If there is an asterisk on this game, it would be the absence of Denver’s brutishly versatile power forward Aaron Gordon. Nuggets coach David Adelman should be given a lot of credit for his honesty and transparency in dealing with the media during his first full season at the helm, but it came back to bite him and his team during the pregame presser, when he was clearly rattled and dejected by the sudden unavailability of Gordon, whose playing status went to “probable” to “out” in a period of a few hours due to a chronic calf strain. 

Gordon is far and away his team’s best defender, making the timing of his injury especially troublesome in the wake of McDaniels laying down his marker.
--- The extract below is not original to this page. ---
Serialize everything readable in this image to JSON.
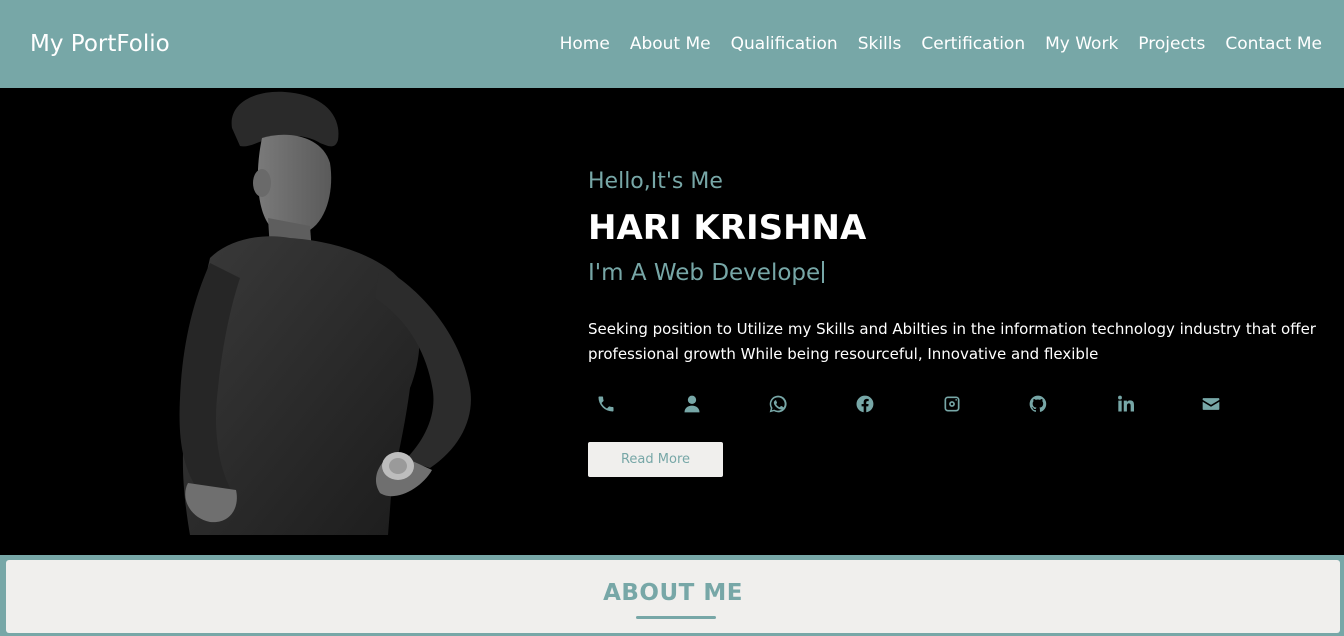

Rattled is a good way to describe the entire team’s performance in the first quarter, an emotional wounding that needs to heal as fast as Gordon’s body if the Nuggets are going to be competitive in a series that had dramatically been flipped on its head over the past three days. 

That the Timberwolves played with such dominance despite mediocre outings from Ant and Randle would be a good thing for both of those current cornerstones to keep in mind. Ant was beset by foul trouble and Randle had a solid second quarter, but it stood out that neither player fully embraced what so often works on offense when the Wolves are at their best: Push the pace, move the ball, move without the ball, and make quick decisions. Ant and Randle can still be first among equals and blend into that catechism if they stay attuned to the possibilities of a greater good, one that all of sudden doesn’t have to end with them being postseason fodder for the Spurs or the Thunder. 

Not when you’ve got three wings at a collective peak, with a chaser of Rudy semi-clowning the Joker.